Dr.Web CureIt security warning

CureIt has an extremely simple user interface, shown below. There is no need to update the utility. You have just downloaded it so it already contains the latest virus updates. Just click Start.

Dr.Web CureIt main menu

You will see an informational message that asks you to confirm that you want to start the scan. Click OK to begin scanning your computer.

Dr.Web CureIt scanning the system

Dr.Web CureIt is a copy of the Dr.Web anti-virus for Windows on-demand virus scanner with the latest virus updates built in. As such, it has all the features of the standard virus scanner, except that it can only be updated by downloading a complete new version. That is what would happen if you clicked Update from the main menu.

The program initially scans memory for resident viruses, then performs an Express scan which checks those areas of your system that are most likely to contain a virus. When this scan has finished, select Complete scan and then click the start button (which is like a Play button on a DVD player) to start scanning your entire system. You should do this even if viruses were found and removed during the Express scan, because otherwise you can't be sure to have removed all traces of the infection.

Curing files

Curing an infected file

If Dr.Web CureIt finds a file containing a virus then the scanner will stop and ask if you want to cure the file. Curing means disinfecting the file - removing the virus and restoring it to its original state. Answer Yes to attempt this. If you have a badly infected system and a lot of files need curing then it may save time by answering Yes to All.

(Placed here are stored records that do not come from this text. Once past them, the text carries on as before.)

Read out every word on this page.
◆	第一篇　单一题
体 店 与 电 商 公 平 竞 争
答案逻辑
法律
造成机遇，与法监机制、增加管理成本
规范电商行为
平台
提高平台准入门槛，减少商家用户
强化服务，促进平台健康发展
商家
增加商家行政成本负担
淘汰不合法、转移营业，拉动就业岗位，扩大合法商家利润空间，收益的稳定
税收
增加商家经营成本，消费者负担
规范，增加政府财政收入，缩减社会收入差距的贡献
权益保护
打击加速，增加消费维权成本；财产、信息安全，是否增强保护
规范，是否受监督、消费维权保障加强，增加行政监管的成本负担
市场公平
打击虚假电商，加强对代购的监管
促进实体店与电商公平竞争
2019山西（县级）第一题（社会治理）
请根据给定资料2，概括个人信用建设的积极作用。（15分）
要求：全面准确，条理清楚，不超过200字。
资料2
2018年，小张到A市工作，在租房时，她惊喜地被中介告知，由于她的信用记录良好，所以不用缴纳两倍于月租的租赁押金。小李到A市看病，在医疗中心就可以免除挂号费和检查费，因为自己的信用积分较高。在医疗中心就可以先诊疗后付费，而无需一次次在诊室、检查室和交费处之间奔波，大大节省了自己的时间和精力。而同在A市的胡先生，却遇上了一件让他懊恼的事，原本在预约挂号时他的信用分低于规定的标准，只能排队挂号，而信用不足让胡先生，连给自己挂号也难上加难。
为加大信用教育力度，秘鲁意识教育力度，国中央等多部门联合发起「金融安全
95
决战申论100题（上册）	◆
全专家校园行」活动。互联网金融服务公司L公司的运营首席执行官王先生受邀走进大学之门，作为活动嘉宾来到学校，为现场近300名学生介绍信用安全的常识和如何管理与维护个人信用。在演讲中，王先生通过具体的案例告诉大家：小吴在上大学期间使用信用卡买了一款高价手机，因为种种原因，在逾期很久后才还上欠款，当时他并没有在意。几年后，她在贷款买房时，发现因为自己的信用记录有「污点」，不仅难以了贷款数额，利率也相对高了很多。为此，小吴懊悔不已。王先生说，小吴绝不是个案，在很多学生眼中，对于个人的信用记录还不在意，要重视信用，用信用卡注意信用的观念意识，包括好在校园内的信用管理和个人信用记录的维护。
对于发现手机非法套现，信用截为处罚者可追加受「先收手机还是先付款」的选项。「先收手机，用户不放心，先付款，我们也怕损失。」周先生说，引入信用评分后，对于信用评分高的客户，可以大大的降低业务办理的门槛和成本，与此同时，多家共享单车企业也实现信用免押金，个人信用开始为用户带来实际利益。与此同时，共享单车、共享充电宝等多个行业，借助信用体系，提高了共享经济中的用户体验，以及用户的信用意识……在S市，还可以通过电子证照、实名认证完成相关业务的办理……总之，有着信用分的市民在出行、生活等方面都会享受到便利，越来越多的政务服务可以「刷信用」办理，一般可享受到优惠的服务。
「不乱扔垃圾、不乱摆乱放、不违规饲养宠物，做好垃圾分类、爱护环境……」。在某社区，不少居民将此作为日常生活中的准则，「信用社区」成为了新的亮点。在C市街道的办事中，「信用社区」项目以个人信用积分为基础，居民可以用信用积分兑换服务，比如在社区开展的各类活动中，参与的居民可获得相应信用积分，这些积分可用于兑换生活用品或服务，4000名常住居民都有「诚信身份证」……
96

Files that cannot be cured

Some viruses attach themselves to files in such a way that they can be removed and the file restored to its original state, but many of the newer viruses create files of their own that are pure virus, and they cannot be cured. If a file cannot be cured, Dr.Web CureIt will display a further message to this effect, asking if the file should be moved. You should answer Yes to this question. The file will be moved to a quarantine folder in the location \Documents and Settings\>username<\DoctorWeb\Quarantine. Quarantined files will not be removed until you delete them manually.

If you select No (for No action) for any file that CureIt flagged as being infected, the file will be left in place, as is. This is generally undesirable, and Dr.Web CureIt will warn you that there are still untreated files on your computer when you try to close it. At this point, you can delete those files if you wish.

Preventing further infection

Upon completion of the Complete scan, Dr.Web CureIt should have cured, quarantined or deleted all the virus files, and your computer should be free of infection. Restart the computer and run an Express scan again to make certain of this.

Now that you have a clean computer again, you should consider what steps you should take to prevent a further infection. You should install anti-virus software. If you were already using an anti-virus program, then you should get a better one. has tried and tested many different anti-virus products. Two that we particularly recommend are Kaspersky AntiVirus and Dr.Web anti-virus for Windows.